Great Lake Swimers found their comfort zone — plaintive, pastoral, poetic soundscapes — straight outta the gate on their 2003 self-titled debut. And they haven’t left it since. If anything, singer/guitarist Tony Dekker has consolidated his considerable songwriting talents as the band have grown from a spare trio, who fell somewhere between the wistful airiness of Cowboy Junkies and the hushed jangle of early R.E.M., to a more outwardly rootsy fivesome featuring Erik Arnesen on banjo and guitar, the violin and background vocals of Miranda Mulholland, Bret Higgins on standup bass, and drummer Greg Millson. The band’s latest offering, New Wild Everywhere, also features a full complement of guest musicians, adding keyboards, vibraphone, flugelhorn, pedal steel, mandolin, and a whole bunch of strings to the mix.
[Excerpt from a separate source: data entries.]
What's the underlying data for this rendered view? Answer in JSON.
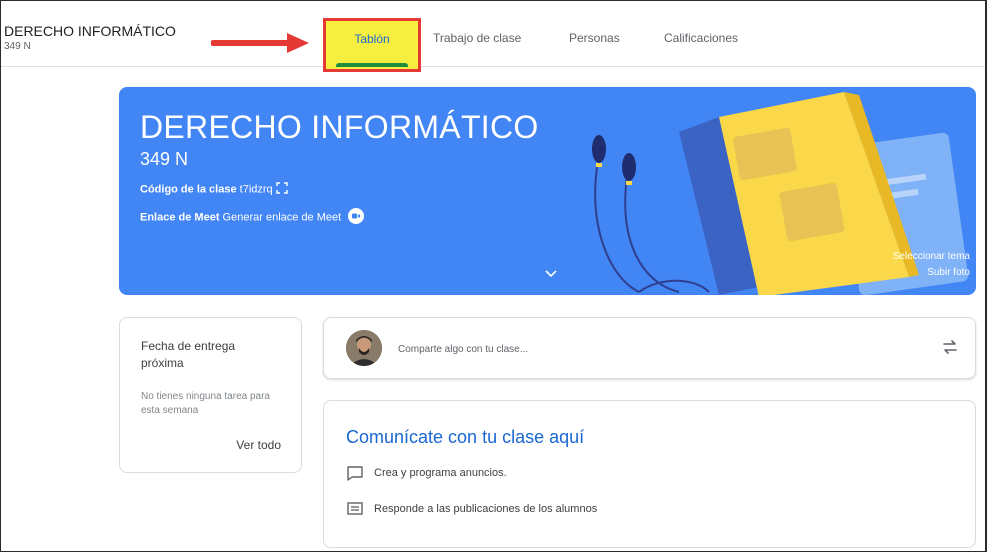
{
  "header": {
    "course_title": "DERECHO INFORMÁTICO",
    "course_section": "349 N",
    "tabs": [
      {
        "label": "Tablón",
        "active": true
      },
      {
        "label": "Trabajo de clase"
      },
      {
        "label": "Personas"
      },
      {
        "label": "Calificaciones"
      }
    ],
    "highlight_color": "#f7ef3f",
    "annotation_color": "#e53935"
  },
  "banner": {
    "title": "DERECHO INFORMÁTICO",
    "section": "349 N",
    "class_code_label": "Código de la clase",
    "class_code_value": "t7idzrq",
    "meet_label": "Enlace de Meet",
    "meet_value": "Generar enlace de Meet",
    "select_theme": "Seleccionar tema",
    "upload_photo": "Subir foto",
    "color": "#4285f4"
  },
  "upcoming": {
    "title": "Fecha de entrega próxima",
    "empty_text": "No tienes ninguna tarea para esta semana",
    "view_all": "Ver todo"
  },
  "share": {
    "placeholder": "Comparte algo con tu clase..."
  },
  "info": {
    "title": "Comunícate con tu clase aquí",
    "items": [
      {
        "icon": "chat-bubble-icon",
        "text": "Crea y programa anuncios."
      },
      {
        "icon": "forum-icon",
        "text": "Responde a las publicaciones de los alumnos"
      }
    ]
  }
}
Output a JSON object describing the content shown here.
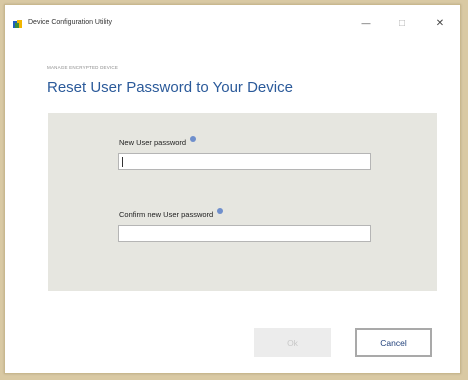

            Subtlety is Dekker’s stock in trade. He’s a master of measured melancholy, of peaceful uneasy feelings, of the less-is-more aesthetic. He deploys the additional instrumentalists fairly sparingly, accentuating the band’s ethereal hooks and mournful melodies without getting overly ornamental. “Think That You Might Be Wrong,” a skeletal blues, may be the most polite kiss off to an ex-lover that I’ve ever heard. “Well, you’re larger than life,” Dekker admits in a near whisper before offering the quiet qualification, “When the lighting is right.” The disc’s title track finds Dekker on rockier ground, with a solid backbeat and growling guitar buoying his naturalist musings.
Dekker has a gift for finding solace in sadness and a preference for the “wide open spaces” he explores in “The Great Exhale.” But he’s equally adept at marrying memorable melodies to social commentary, as he does in “Easy Come Easy Go,” an upbeat tune that addresses the economic downturn, and “Ballad of a Fisherman’s Wife,” a poignant yet pointed survey of BP oil spill that carries pleasant echoes of Woody Guthrie at his best.

The Greek Myth of Hyacinthus, Superman’s arch-rival Solomon Grundy, and the ’80s Brit band the Godfathers are all, apparently, part of the narrative behind Noctourniquet, the latest missive from the wacky dudes behind starship Mars Volta, a hard-rocking screamo fivesome who reside somewhere between the elves of Middle Earth and the cylons of New Caprica. Only the second part of that equation is meant as a joke. The first part — Hyacinthus, Grundy, and the Godfathers — is straight out of the Mars Volta playbook. Powered by the ambitious songwriting and out-there vision of guitarist Omar Rodriguez-Lopez and singer Cedric Bixler-Zavala, the band have been reviving the lost art of prog-rock obscuritanism (think Uriah Heep or deep Zeppelin cuts like “Achilles Last Stand” and you’ll be in the ballpark) since they embarked on their journey in 2001. Hell, they even got themselves a Grammy three years ago (Best Hard Rock performance for the song “Wax Simulacra).
This time, however, they may have outdone themselves with an album that’s primary conceptual motif might best be described as a nervous breakdown in 13 parts. I tend to prefer the Volta guys more when they’re copping Zeppelin riffs. It’s something they’ve done to great effect in the past, and it’s a lot harder than it may seem. But Noctourniquet, with its typically cryptic song titles (“Vedamalady,” “Molochwalker,” and “Lapochka” are three I resorted to Wikipedia to decipher) and lyrics like “convalesce your fetish in me,” goes well beyond classic-rock revivals to incorporate quite a bit of digital studio manipulation and electronic gadgetry. On the downside, the results tend to override the band’s guitar wizardry and downplay the impact of Bixler-Zavala’s Plantian wail — two of the band’s greatest assets. On the upside, the Mars Volta appear to have created yet another new subgenre: electro-prog-punk.